When the OCC They Never Give Up on you Report (2012) states: ‘A black Caribbean boy eligible for free school meals who also has special educational needs (SEN) is 168 times more likely to be permanently excluded than a white British girl without SEN and not eligible for free school meals we should be shocked by these statistics. However it is unlikely that this statistic takes into account the experience of Black autistic boys, a particularly vulnerable group that we do not know much about. A recent chapter in ‘The Neurodiversity Reader – Pavilion Publishing and Media Ltd explores the experience of African Caribbean autistic boys and school exclusions in more detail click here
In my work and my practice I try to support Black young people to develop a positive identity that increases a sense of belonging, value and self-worth. As a practitioner working within a Black perspective I work holistically. To increase young people’s knowledge about autism I look to influencers and famous people to show young people they are not alone and that there are autistic young people and adults who face challenges and are also thriving.
There are few role models that Black and autistic young people can identify with so it is important to do some research and support young people to be open about their experience and have a voice.

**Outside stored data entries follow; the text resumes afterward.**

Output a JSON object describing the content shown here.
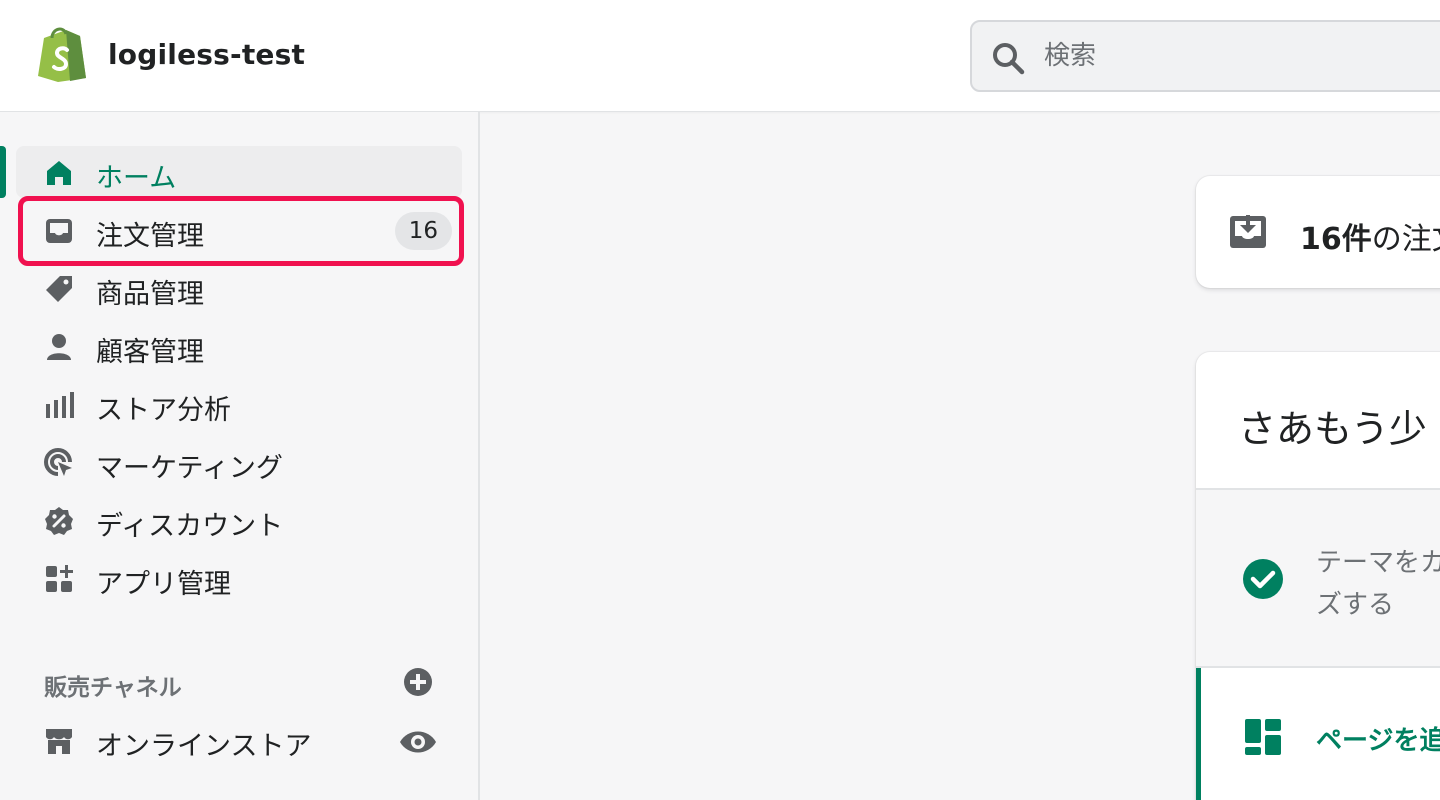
{
  "header": {
    "store_name": "logiless-test",
    "search_placeholder": "検索"
  },
  "sidebar": {
    "items": [
      {
        "label": "ホーム",
        "icon": "home-icon",
        "active": true
      },
      {
        "label": "注文管理",
        "icon": "inbox-icon",
        "badge": "16"
      },
      {
        "label": "商品管理",
        "icon": "tag-icon"
      },
      {
        "label": "顧客管理",
        "icon": "person-icon"
      },
      {
        "label": "ストア分析",
        "icon": "bar-chart-icon"
      },
      {
        "label": "マーケティング",
        "icon": "target-icon"
      },
      {
        "label": "ディスカウント",
        "icon": "discount-icon"
      },
      {
        "label": "アプリ管理",
        "icon": "apps-icon"
      }
    ],
    "sales_channels": {
      "title": "販売チャネル",
      "items": [
        {
          "label": "オンラインストア",
          "icon": "store-icon"
        }
      ]
    }
  },
  "main": {
    "orders_card": {
      "count": "16件",
      "text": "の注文"
    },
    "setup_card": {
      "title": "さあもう少",
      "task1_line1": "テーマをカ",
      "task1_line2": "ズする",
      "task2_label": "ページを追"
    }
  },
  "colors": {
    "accent": "#008060",
    "highlight": "#f0114f",
    "icon": "#5c5f62"
  }
}
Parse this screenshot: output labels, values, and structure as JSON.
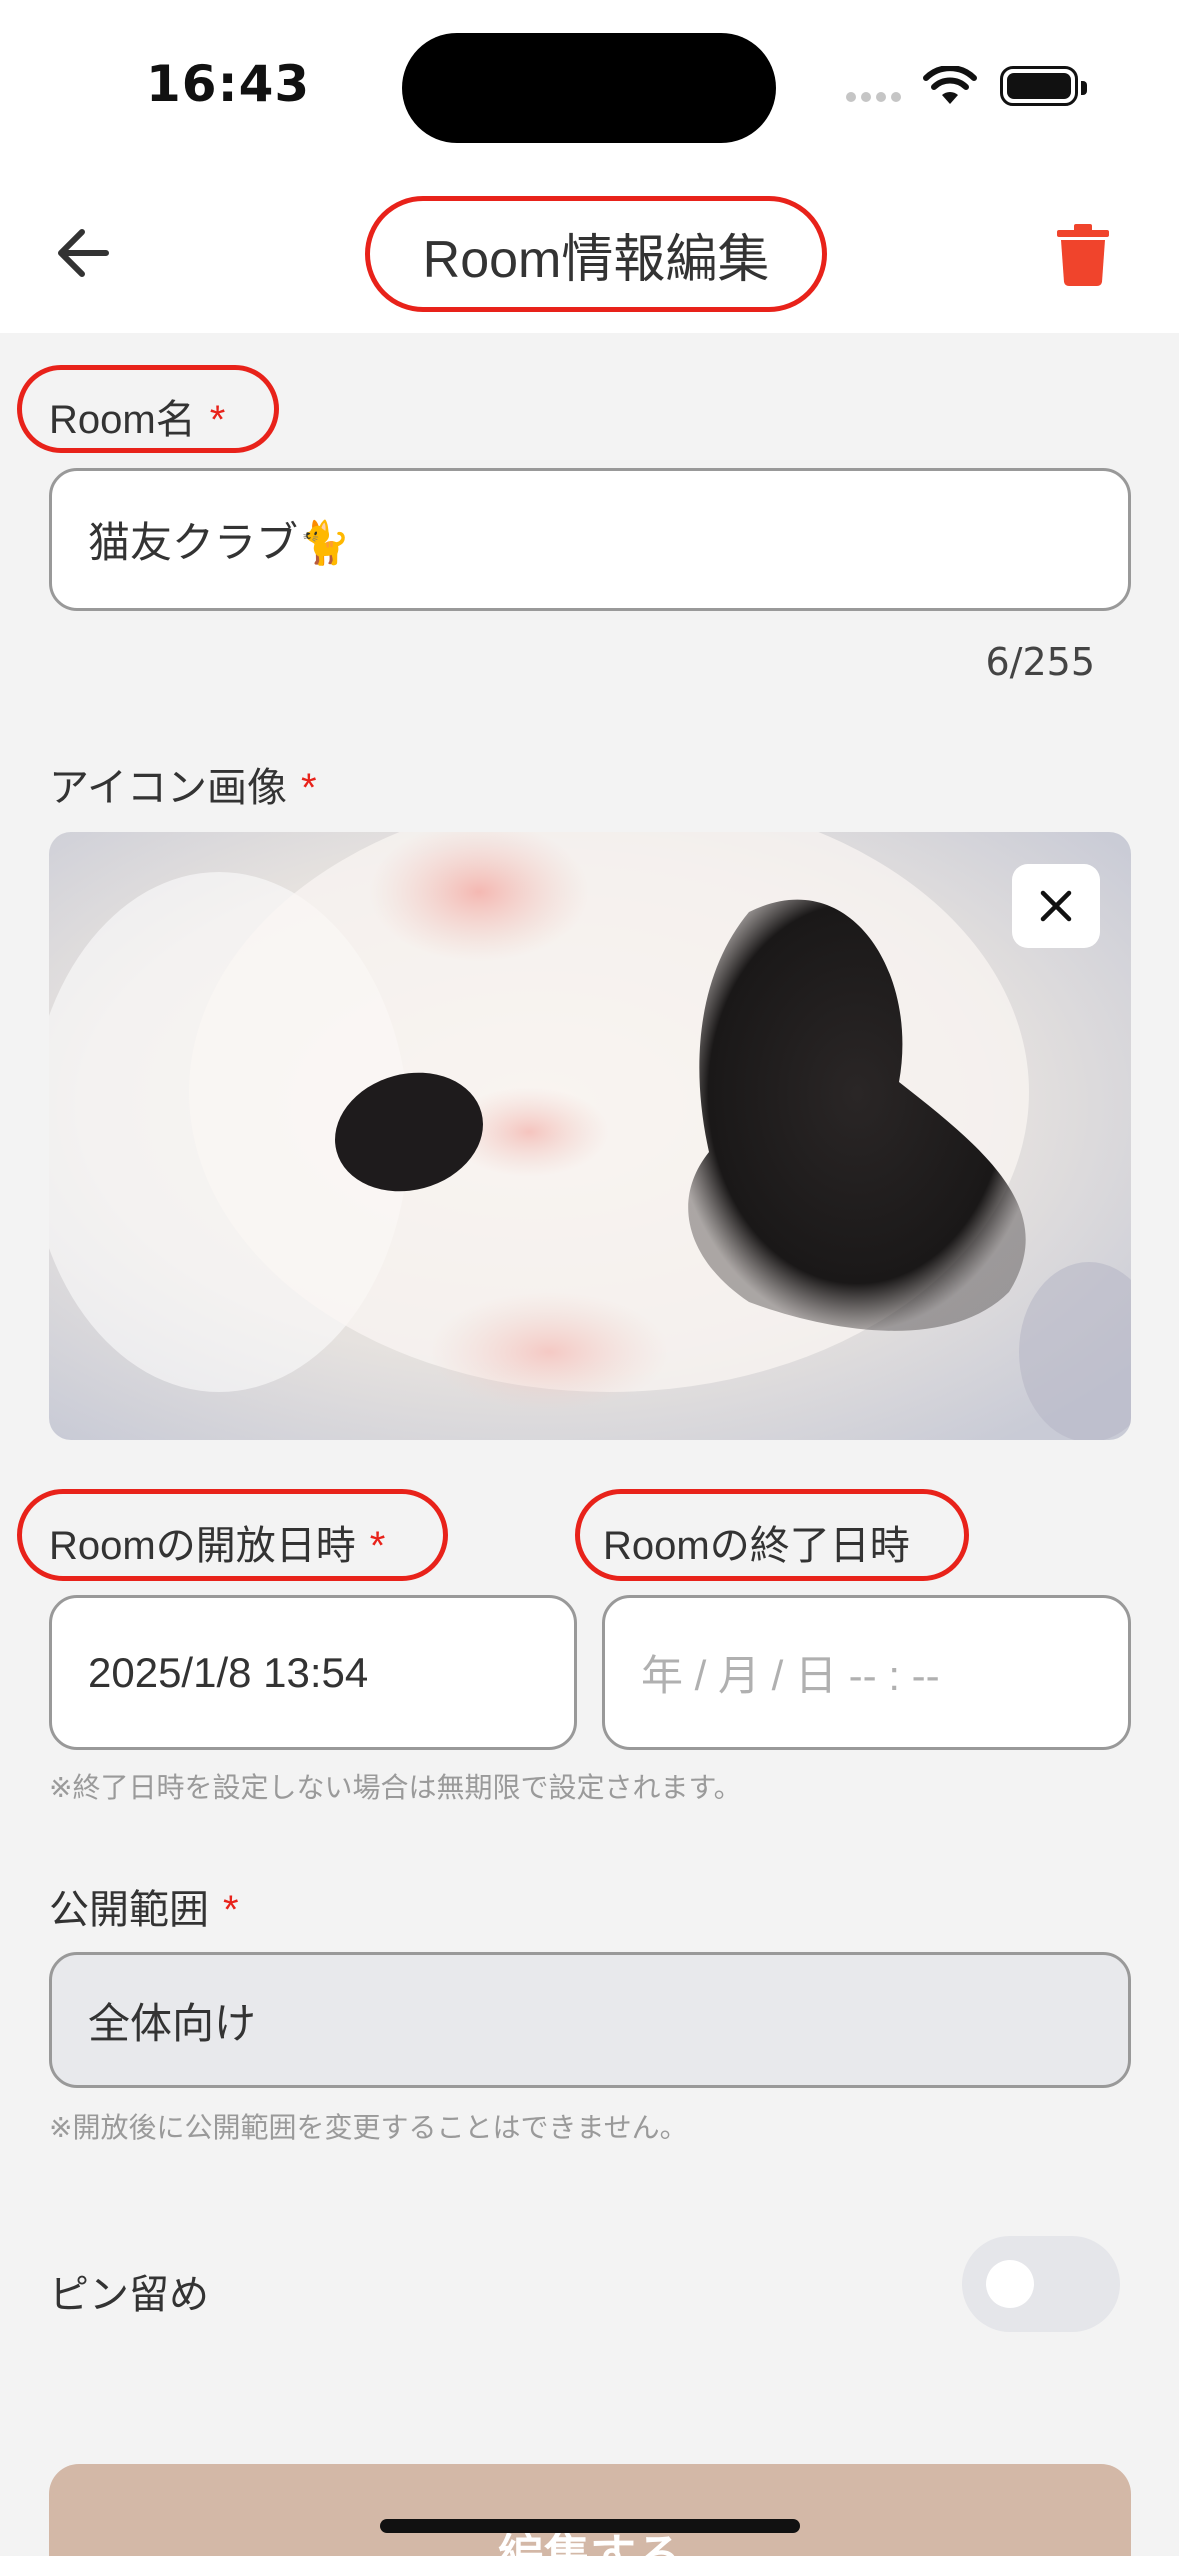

Do you know Sam Holness, Triathlete, have you heard of Tylan Grant, actor and campaigner, do you know Stephen Wiltshire, artist, Kalin Bennet first autistic D1 Basketball Player in USA, I know Kizzy Spence elite U18’s Team GB Basketball player, who was ‘blind Tom’ Wiggins, pianist and composer? Too often Black students do not experience a positive sense of self in the school environment and curriculum. This is especially true in addressing the damaging effects of racism. In my practice to support my work with young people I use aspects of Jackson’s (1975, 2001) Black Identity Development Model and Atkinson, Morten & Sue’s (1998) Minority Identity Development Model to work with autistic young people to support them to thrive. By adapting these models I have found ways to work with Black autistic young people and to support them to explore and embrace a positive Black autistic identity.